Went to bed last night with intention of getting early start. Woke up, at 4am, thought about it and went back to bed. Well, fishing on the mind made me get up at 5am and hook up the boat and finally left the house about 5:45 for Dead River. The locals call it Seven Runs. 

Dear River is fed by seven small creeks and eventually connects with the Choctawhatchee River. It's actually two connected lakes. The main river has been on the rise the past couple of days and the water color in the lower lake was stained like the Choctawhatchee. Now it's declining so the water should be cleared up in a couple of days. 

Expecting to load the boat like a couple of week ago, but it did not happened today. 4 Warmouth and 1 butter cat were keepers. Nothng hit crickets nor a fly poping bug. Live worms were all that would work. Caught many that went back. Some of them small enough to make good bass bait.

The launch is on Dead River Road off hwy 81 about 5 miles north of hwy 20 at Bruce in Walton County. For the past several weekends there are campers there working over the catfish at night with set hooks.​








 Edit Post  Reply With Quote   Blog this Post


----------



## SLICK75 (Sep 4, 2010)

fishwalton said:


> Went to bed last night with intention of getting early start. Woke up, at 4am, thought about it and went back to bed. Well, fishing on the mind made me get up at 5am and hook up the boat and finally left the house about 5:45 for Dead River. The locals call it Seven Runs.
> 
> Dear River is fed by seven small creeks and eventually connects with the Choctawhatchee River. It's actually two connected lakes. The main river has been on the rise the past couple of days and the water color in the lower lake was stained like the Choctawhatchee. Now it's declining so the water should be cleared up in a couple of days.
> 
> ...


Thanks for that info. I have been hearing about that ramp for some time from my nephew (possibly one of those campers you referred to) and been wanting to try it out but hes no good at giving directions so I had no idea where the ramp was and wasnt about to go dragging a boat around in circles trying to find it.
I go back to work later this week, hopefully I will get a chance to get there before.


----------



## FishWalton (Jul 22, 2010)

*Dead River photo*

Slick75: There is a good launch at Dead River but when the water is really low like now you have to be careful about dropping off the end. Go down stream to the first lake. There is a cut to the second lake. At the south end of the second lake is the Choctawhatchee River. Photo is attached if I did it right.


----------



## SLICK75 (Sep 4, 2010)

Looks good, thanks. I will definitely give it a shot, if not before I go back to work, then for sure when I get back.


----------



## FishWalton (Jul 22, 2010)

Went to Dead River 2/24/11 with Joe, my bass fishing friend. Used his Tracker. Fished hard for a few hours, Joe used various worms for bass, none caught. I was using a small white spinner looking for crappie, found none. We messed around and finally caught a jack, a mudfish and two keeper warmouth. Decided to try a crappie hole I found a few weeks ago. Ended us with 21 small to medium cappie and one bream. I ate the jack for supper. 

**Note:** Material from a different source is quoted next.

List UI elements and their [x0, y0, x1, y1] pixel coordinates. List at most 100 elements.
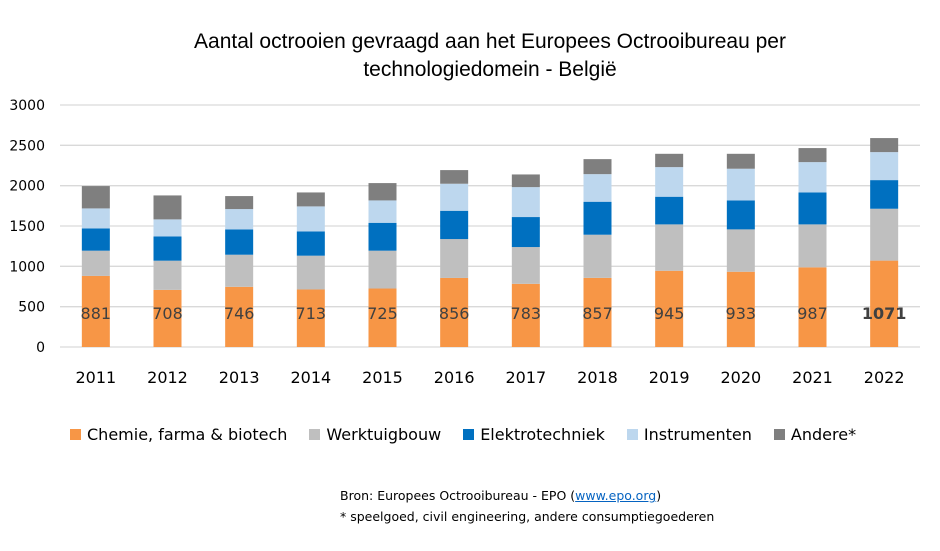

Several boats were on the river. They were moving around so not sure how they did. There was one boat with two fly fishermen. 

Where we caught the crappie the bite was at about 6 to 7 feet in 16-18 ft of water. Caught them with jig and minnow or just hook and minnow with bobber. 

There were a bunch of campers at the landing and maybe half dozen boat trailers


----------